Metadata-Version: 2.1
Name: queue-automator
Version: 0.0.1
Summary: A simple wrapper to build queue multiprocessing pipelines
Home-page: https://github.com/Wason1797/QueueAutomator
Author: Wason1797
Author-email: wabrborich@hotmail.com
License: UNKNOWN
Project-URL: Bug Tracker, https://github.com/Wason1797/QueueAutomator/issues
Platform: UNKNOWN
Classifier: Programming Language :: Python :: 3
Classifier: License :: OSI Approved :: MIT License
Classifier: Operating System :: OS Independent
Requires-Python: >=3.6
Description-Content-Type: text/markdown
License-File: LICENSE

# QueueAutomator

A Python library that wraps the multiprocessing package. It provides a simple to use API to build queue-based multiprocessing pipelines.

## instalation

Run `pip install queue-automator` (use python >=3.6 )

## Summary

QueueAutomator provides a clean decorator API to get started with multiprocessing and queues.

- This library offers an easy interface to parallelize consecutive tasks that take a long time to finish.

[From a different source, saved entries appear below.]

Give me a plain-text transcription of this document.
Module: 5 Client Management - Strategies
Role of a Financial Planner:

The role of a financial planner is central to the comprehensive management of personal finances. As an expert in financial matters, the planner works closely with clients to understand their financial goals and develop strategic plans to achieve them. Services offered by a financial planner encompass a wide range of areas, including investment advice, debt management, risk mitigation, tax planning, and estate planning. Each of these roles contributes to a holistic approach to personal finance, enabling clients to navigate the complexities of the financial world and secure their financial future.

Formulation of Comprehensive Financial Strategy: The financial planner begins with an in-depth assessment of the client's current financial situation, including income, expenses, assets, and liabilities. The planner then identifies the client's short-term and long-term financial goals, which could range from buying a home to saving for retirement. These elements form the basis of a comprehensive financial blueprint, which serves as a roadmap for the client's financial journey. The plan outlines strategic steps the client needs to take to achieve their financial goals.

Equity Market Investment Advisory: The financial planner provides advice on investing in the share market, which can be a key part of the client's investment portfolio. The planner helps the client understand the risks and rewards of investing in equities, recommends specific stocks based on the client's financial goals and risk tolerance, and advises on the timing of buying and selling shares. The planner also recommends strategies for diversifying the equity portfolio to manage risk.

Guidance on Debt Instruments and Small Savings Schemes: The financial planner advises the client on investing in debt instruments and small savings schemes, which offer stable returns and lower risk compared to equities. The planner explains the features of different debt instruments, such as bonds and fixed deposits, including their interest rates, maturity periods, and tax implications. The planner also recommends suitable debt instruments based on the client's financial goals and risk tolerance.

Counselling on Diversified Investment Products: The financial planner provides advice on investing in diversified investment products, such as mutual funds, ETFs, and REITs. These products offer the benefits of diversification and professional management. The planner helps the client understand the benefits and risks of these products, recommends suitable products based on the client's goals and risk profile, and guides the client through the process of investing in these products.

- As it is build on top of the native python-multiprocessing library, you can run compute intensive tasks without locking the main process

- All the code that manages queues, spawning and joining processes is already implemented, so you can focus on the task at hand.

How it works:

![QueueDiagram](https://raw.githubusercontent.com/Wason1797/QueueAutomator/develop/img/QueueDiagram.jpg)

### Example

#### Using only 1 worker function

```python
from queue_automator import QueueAutomator
from time import sleep

# Create an instance of QueueAutomator()
automator = QueueAutomator()

# Register a worker function (if input_queue_name and output_queue_name are not provided
# they will default to 'input' and 'output' respectively). 'input' and 'output'
# are necessary  to mark the start and ending of your pipeline

@automator.register_as_worker_function(process_count=2)
def do_work(item: int) -> int:
    sleep(2)
    result = item*2
    print(f'{item} times two {result}')
    return result

if __name__ == '__main__':
    input_data = range(30)

    # Always set your input data before calling .run()
    automator.set_input_data(input_data)
    results = automator.run()
    print(results)

```

#### Using more than 1 worker function

```python
from queue_automator import QueueAutomator
from time import sleep

automator = QueueAutomator()

@automator.register_as_worker_function(output_queue_name='square_queue', process_count=2)
def do_work(item: int) -> int:
    sleep(2)
    result = item*2
    print(f'{item} times two {result}')
    return result

@automator.register_as_worker_function(input_queue_name='square_queue', output_queue_name='cube_queue', process_count=2)
def do_work_2(item: int) -> int:
    sleep(2)
    result = item**2
    print(f'{item} squared {result}')
    return result

@automator.register_as_worker_function(input_queue_name='cube_queue', process_count=2)
def do_work_3(item: int) -> int:
    sleep(2)
    result = item**3
    print(f'{item} cubed {result}')
    return result

# Note that the first and last functions in the pipeline do not need to
# declare the input and output queue names respectively.

if __name__ == '__main__':
    input_data = range(30)

    # Always set your input data before calling .run()
    automator.set_input_data(input_data)
    results = automator.run()
    print(results)

```

## Cautions

As with anything, this is not a silver bullet that gets rid of all problems using python multiprocessing

There are some caveats when using this library:

- Launching processes in python is an expensive operation, as it spawns a separate instance of the interpreter. The performance gains could be offset by the time it takes to spawn a process

- Try to keep the number of processes in line with your CPU cores, spawning a ton of them could result in slower performance overall.

- The input objects of every worker function need to be serializable or pickable. This is a limitation of python multiprocessing. If you are dealing with complex objects try to convert them to a suitable format before processing, or implement the `__reduce__`, `__repr__` or `__dict__` methods in your classes.

- It is important that you try to keep your worker functions pure, which means that they should not have side effects.

- The `.run()` method should be called from your main entry point or a function that is called at your main entry point, (this is another limitation of python's multiprocessing)

- Try to optimize the number of process depending of how long a task takes, prioritize longer running tasks.